Isaiah Berlin, como todos nosotros los intelectuales (ese
"nosotros" sería odiado por nuestro biografiado), llevaba sangre
judía en sus venas. Llevar en la sangre el conocimiento del ardor polaco, ardor
sazonado en el gueto, en Treblinka, en los laberintos de Kafka y en el Cantar
de los Cantares, asegura buen solar, gloria e idealidad.
Leído en Oxford, Berlin solía escuchar los debates dados
entre hombres como Bertrand Russell y Moore. En las aulas de Oxford, además de
oírse los nombres de Berkeley, de Hume o de Locke, resonaban los nombres que
redondeaban el Círculo de Viena, nombres como el de mi estimado Ludwig
Wittgenstein.
Isaiah Berlin aprendió a distinguir proposiciones
verificables, falsas y verdaderas. El pensador de Viena, Wittgenstein, sostenía
que una proposición que no podía ser proferida con claridad, tenía que ser
acallada. Claridad o muerte (véase el axioma inicial de las Bemerkungen).
Cuando el empirismo es aplicado al lenguaje, nace el
verificacionismo y nace la fenomenología gramatical. Si sólo habláramos sobre
los asuntos que ya se han pronunciado, el conocimiento no avanzaría, decía el
poeta Ezra Pound. Hablar sobre lo obnubilado, sobre lo que está más allá de lo
físico (metafísica), es enunciar oraciones sintéticas y a priori, según las
viejas enseñanzas de Kant.
Tanto los ingleses en Oxford como los vieneses, asegura
Berlin, creían en una verdad absoluta, única, similar a la que imaginó
Parménides. A este afán se le llama monismo. El monismo pretende reducirlo todo
a la unicidad. Contrariamente al monismo, se encuentra el relativismo, que es
un mero caos. Entre estas dos doctrinas, está el pluralismo. Como observaba
Berlin, hemos cambiado a los dioses por "ismos".
Seguimos en la época de las cavernas, de los foros oscuros,
de los ídolos de muerte, de los teatros de la crueldad y de las tribus
beligerantes. Ante este caos, tenía que nacer el romanticismo, representado en
la vida de Lord Byron.
I. Berlin recuerda que leyó a dos autores que cambiaron su
vida. El primero, fue Herder, mientras que el segundo fue G. Vico, el pensador
italiano que señaló nuestro Instinto de Animación. Al leer a estos dos autores,
Berlin aprendió que el lenguaje imperativo, persuasivo, apabullante y
estruendoso de los monistas, es como una escalera, pues nos sube a las alturas
para luego retirarse.
¿Qué hacemos cuando estamos en las alturas y no podemos
bajar? Olvidarnos de los problemas concretos, que son problemas del lenguaje.
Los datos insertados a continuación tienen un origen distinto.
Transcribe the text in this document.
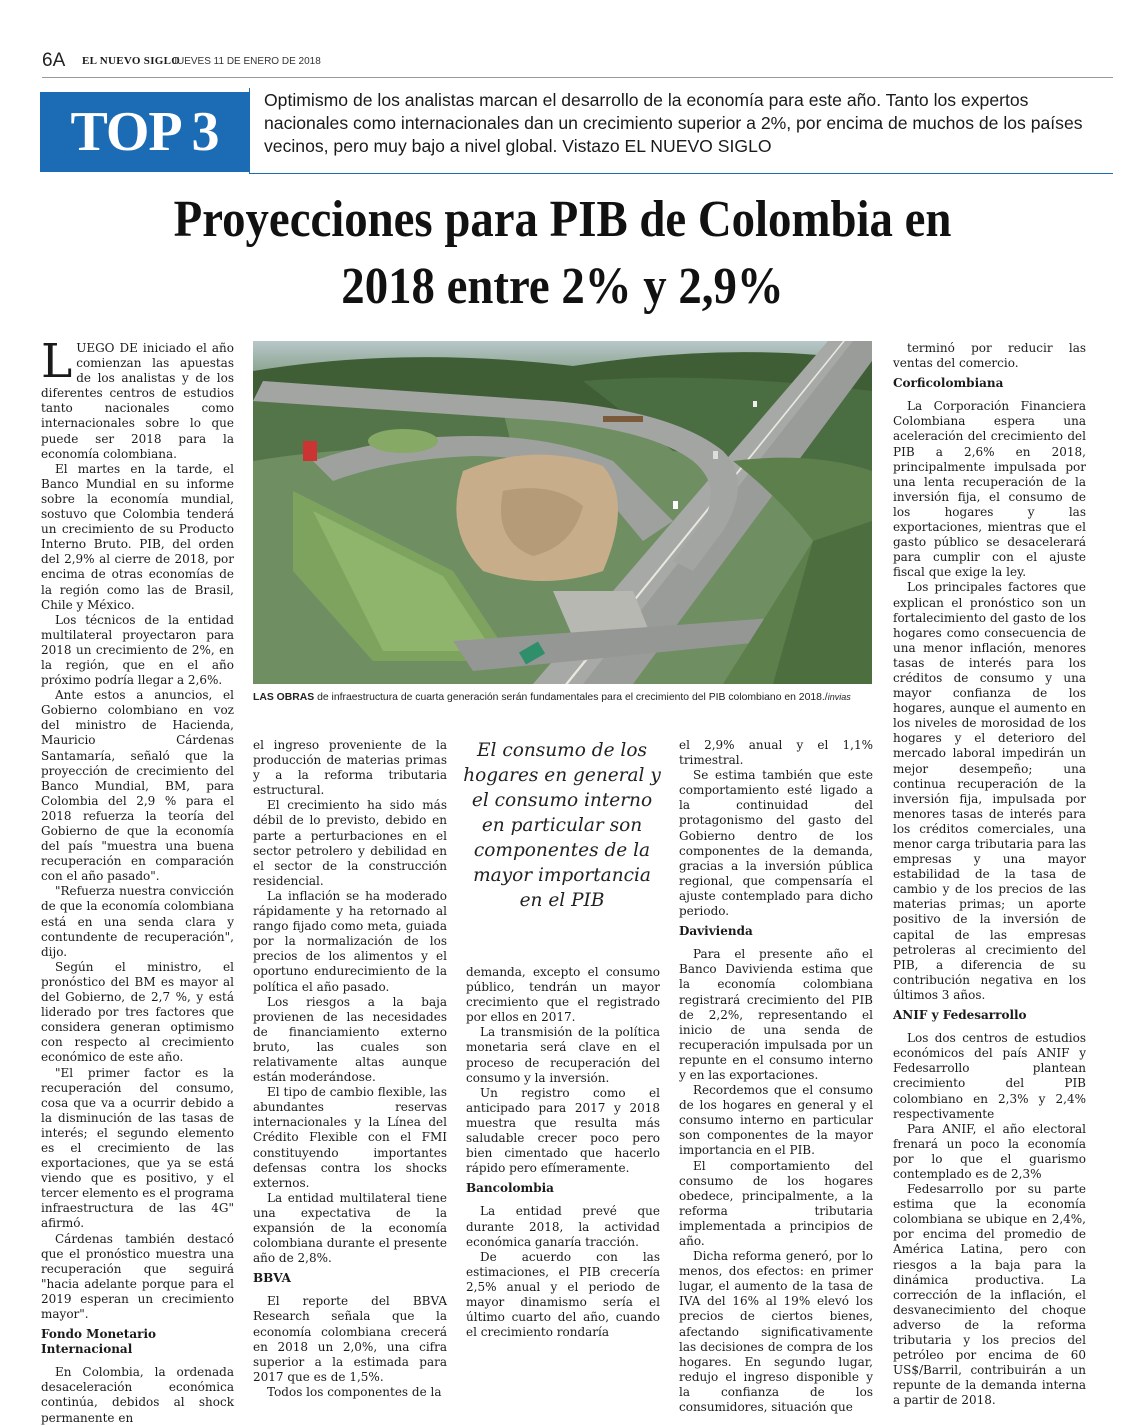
6A EL NUEVO SIGLO
JUEVES 11 DE ENERO DE 2018
TOP 3
Optimismo de los analistas marcan el desarrollo de la economía para este año. Tanto los expertos nacionales como internacionales dan un crecimiento superior a 2%, por encima de muchos de los países vecinos, pero muy bajo a nivel global. Vistazo EL NUEVO SIGLO
Proyecciones para PIB de Colombia en
2018 entre 2% y 2,9%
LAS OBRAS de infraestructura de cuarta generación serán fundamentales para el crecimiento del PIB colombiano en 2018./invias
El consumo de los hogares en general y el consumo interno en particular son componentes de la mayor importancia en el PIB

LUEGO DE iniciado el año comienzan las apuestas de los analistas y de los diferentes centros de estudios tanto nacionales como internacionales sobre lo que puede ser 2018 para la economía colombiana.

El martes en la tarde, el Banco Mundial en su informe sobre la economía mundial, sostuvo que Colombia tenderá un crecimiento de su Producto Interno Bruto. PIB, del orden del 2,9% al cierre de 2018, por encima de otras economías de la región como las de Brasil, Chile y México.

Los técnicos de la entidad multilateral proyectaron para 2018 un crecimiento de 2%, en la región, que en el año próximo podría llegar a 2,6%.

Ante estos a anuncios, el Gobierno colombiano en voz del ministro de Hacienda, Mauricio Cárdenas Santamaría, señaló que la proyección de crecimiento del Banco Mundial, BM, para Colombia del 2,9 % para el 2018 refuerza la teoría del Gobierno de que la economía del país "muestra una buena recuperación en comparación con el año pasado".

"Refuerza nuestra convicción de que la economía colombiana está en una senda clara y contundente de recuperación", dijo.

Según el ministro, el pronóstico del BM es mayor al del Gobierno, de 2,7 %, y está liderado por tres factores que considera generan optimismo con respecto al crecimiento económico de este año.

"El primer factor es la recuperación del consumo, cosa que va a ocurrir debido a la disminución de las tasas de interés; el segundo elemento es el crecimiento de las exportaciones, que ya se está viendo que es positivo, y el tercer elemento es el programa infraestructura de las 4G" afirmó.

Cárdenas también destacó que el pronóstico muestra una recuperación que seguirá "hacia adelante porque para el 2019 esperan un crecimiento mayor".

Fondo Monetario Internacional

En Colombia, la ordenada desaceleración económica continúa, debidos al shock permanente en

el ingreso proveniente de la producción de materias primas y a la reforma tributaria estructural.

El crecimiento ha sido más débil de lo previsto, debido en parte a perturbaciones en el sector petrolero y debilidad en el sector de la construcción residencial.

La inflación se ha moderado rápidamente y ha retornado al rango fijado como meta, guiada por la normalización de los precios de los alimentos y el oportuno endurecimiento de la política el año pasado.

Los riesgos a la baja provienen de las necesidades de financiamiento externo bruto, las cuales son relativamente altas aunque están moderándose.

El tipo de cambio flexible, las abundantes reservas internacionales y la Línea del Crédito Flexible con el FMI constituyendo importantes defensas contra los shocks externos.

La entidad multilateral tiene una expectativa de la expansión de la economía colombiana durante el presente año de 2,8%.

BBVA

El reporte del BBVA Research señala que la economía colombiana crecerá en 2018 un 2,0%, una cifra superior a la estimada para 2017 que es de 1,5%.

Todos los componentes de la

demanda, excepto el consumo público, tendrán un mayor crecimiento que el registrado por ellos en 2017.

La transmisión de la política monetaria será clave en el proceso de recuperación del consumo y la inversión.

Un registro como el anticipado para 2017 y 2018 muestra que resulta más saludable crecer poco pero bien cimentado que hacerlo rápido pero efímeramente.

Bancolombia

La entidad prevé que durante 2018, la actividad económica ganaría tracción.

De acuerdo con las estimaciones, el PIB crecería 2,5% anual y el periodo de mayor dinamismo sería el último cuarto del año, cuando el crecimiento rondaría

el 2,9% anual y el 1,1% trimestral.

Se estima también que este comportamiento esté ligado a la continuidad del protagonismo del gasto del Gobierno dentro de los componentes de la demanda, gracias a la inversión pública regional, que compensaría el ajuste contemplado para dicho periodo.

Davivienda

Para el presente año el Banco Davivienda estima que la economía colombiana registrará crecimiento del PIB de 2,2%, representando el inicio de una senda de recuperación impulsada por un repunte en el consumo interno y en las exportaciones.

Recordemos que el consumo de los hogares en general y el consumo interno en particular son componentes de la mayor importancia en el PIB.

El comportamiento del consumo de los hogares obedece, principalmente, a la reforma tributaria implementada a principios de año.

Dicha reforma generó, por lo menos, dos efectos: en primer lugar, el aumento de la tasa de IVA del 16% al 19% elevó los precios de ciertos bienes, afectando significativamente las decisiones de compra de los hogares. En segundo lugar, redujo el ingreso disponible y la confianza de los consumidores, situación que

terminó por reducir las ventas del comercio.

Corficolombiana

La Corporación Financiera Colombiana espera una aceleración del crecimiento del PIB a 2,6% en 2018, principalmente impulsada por una lenta recuperación de la inversión fija, el consumo de los hogares y las exportaciones, mientras que el gasto público se desacelerará para cumplir con el ajuste fiscal que exige la ley.

Los principales factores que explican el pronóstico son un fortalecimiento del gasto de los hogares como consecuencia de una menor inflación, menores tasas de interés para los créditos de consumo y una mayor confianza de los hogares, aunque el aumento en los niveles de morosidad de los hogares y el deterioro del mercado laboral impedirán un mejor desempeño; una continua recuperación de la inversión fija, impulsada por menores tasas de interés para los créditos comerciales, una menor carga tributaria para las empresas y una mayor estabilidad de la tasa de cambio y de los precios de las materias primas; un aporte positivo de la inversión de capital de las empresas petroleras al crecimiento del PIB, a diferencia de su contribución negativa en los últimos 3 años.

ANIF y Fedesarrollo

Los dos centros de estudios económicos del país ANIF y Fedesarrollo plantean crecimiento del PIB colombiano en 2,3% y 2,4% respectivamente

Para ANIF, el año electoral frenará un poco la economía por lo que el guarismo contemplado es de 2,3%

Fedesarrollo por su parte estima que la economía colombiana se ubique en 2,4%, por encima del promedio de América Latina, pero con riesgos a la baja para la dinámica productiva. La corrección de la inflación, el desvanecimiento del choque adverso de la reforma tributaria y los precios del petróleo por encima de 60 US$/Barril, contribuirán a un repunte de la demanda interna a partir de 2018.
Cito una poesía que me repetía mi abuela y que habla de las alturas:
"Se aferra al peñasco con garras encorvadas,
cerca del sol, en tierras solitarias".
cerca del sol, en tierras solitarias".
Así, como canta Tennyson, es el monismo, es un águila que ha
dejado de mirar hacia bajo y que se muere de hambre porque ya no sabe cazar. Y
no sabe cazar por estar tanto tiempo en las alturas. Recuerdo que Piero Srafa
le hizo un gesto a Wittgenstein y que luego lo invitó a interpretarlo
lógicamente. Wittgenstein no pudo con el reto y perdió (tal vez traía anotado
en un papelito que quería perder).
Cuando lo ilógico tiene sentido o cuando lo irracional es
real, entramos en un mundo de maravillas, en uno como el imaginado por Lewis
Carroll. En el mundo del matemático que inventó a Alicia y al rey que imaginaba
a Alicia, los pasteles primero se reparten y luego se cortan. Eso es justo lo
que hace el lenguaje, repartir significados antes de darle significaciones al
mundo. No veo asombro en esto, pues Marx escribió hace mucho que los filósofos
tienen que cambiar, no interpretar el mundo.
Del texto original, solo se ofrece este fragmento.